Pandora: Custom radio stations
Pandora allows users to create custom radio stations based on artists, songs, or genres they enjoy on any connected device. Pandora has more than 100 branded stations where advertisers can sponsor a certain musical theme that works for their products and target demographics.
Disqus is an online discussion and commenting service for websites and online communities that uses a networked platform. Promoted Discovery points users to content that marketers are looking to promote to your audience. As a publisher, you earn a revenue share from Disqus for each click on a promoted content link. Advertisers agree to pay Disqus to distribute their content in relevant places across the web.
Zemanta is plugin that adds related links and images to one's WordPress blog as it is written. This allows advertisers to increase their SEO and "link love" through evergreen links that live in a publisher's organic content. Zemanta indexes the advertisers' content and recommends it to bloggers when they create semantically related articles. Zemanta offers a channel where content marketers can reach 500,000 active bloggers.
Uncrate is a digital magazine for men that features content regarding several new products daily. Uncrate runs sponsored product or gear campaigns that fit into its stream of content. All the products are clearly marked as sponsored or featured, but they are generally of the same nature as the publication's organic content. Uncrate features products for all price ranges, including ridiculously priced inspirational products.

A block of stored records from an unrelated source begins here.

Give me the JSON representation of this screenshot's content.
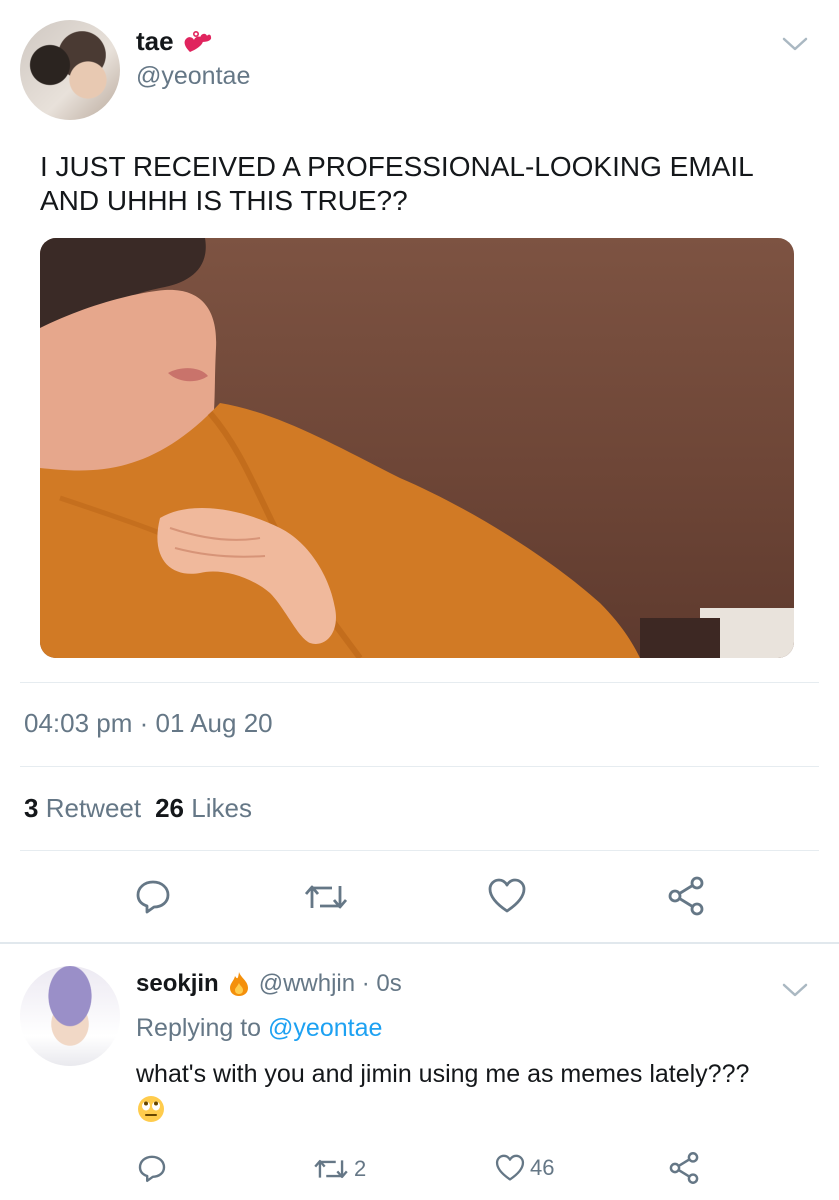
{
  "tweet": {
    "display_name": "tae",
    "handle": "@yeontae",
    "text": "I JUST RECEIVED A PROFESSIONAL-LOOKING EMAIL AND UHHH IS THIS TRUE??",
    "timestamp": "04:03 pm · 01 Aug 20",
    "retweet_count": "3",
    "retweet_label": "Retweet",
    "like_count": "26",
    "like_label": "Likes",
    "icons": {
      "name_emoji": "revolving-hearts-icon",
      "menu": "chevron-down-icon",
      "reply": "reply-icon",
      "retweet": "retweet-icon",
      "like": "heart-icon",
      "share": "share-icon"
    }
  },
  "reply": {
    "display_name": "seokjin",
    "handle_time": "@wwhjin · 0s",
    "replying_prefix": "Replying to",
    "replying_to": "@yeontae",
    "text": "what's with you and jimin using me as memes lately???",
    "retweet_count": "2",
    "like_count": "46",
    "icons": {
      "name_emoji": "fire-icon",
      "text_emoji": "face-rolling-eyes-icon",
      "menu": "chevron-down-icon"
    }
  },
  "colors": {
    "text_primary": "#14171a",
    "text_secondary": "#657786",
    "link": "#1da1f2",
    "divider": "#e6ecf0"
  }
}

Yelp provides a local business directory service and reviews to help visitors find the best matched business for their needs. Yelpers have written more than 11 million local reviews, which makes Yelp the leading U.S. local guide for real word-of-mouth on everything from boutiques and mechanics to restaurants and dentists. Yelp offers the opportunity for businesses to pay to have their companies displayed in the sponsored section of the search results page for specific targeted searches.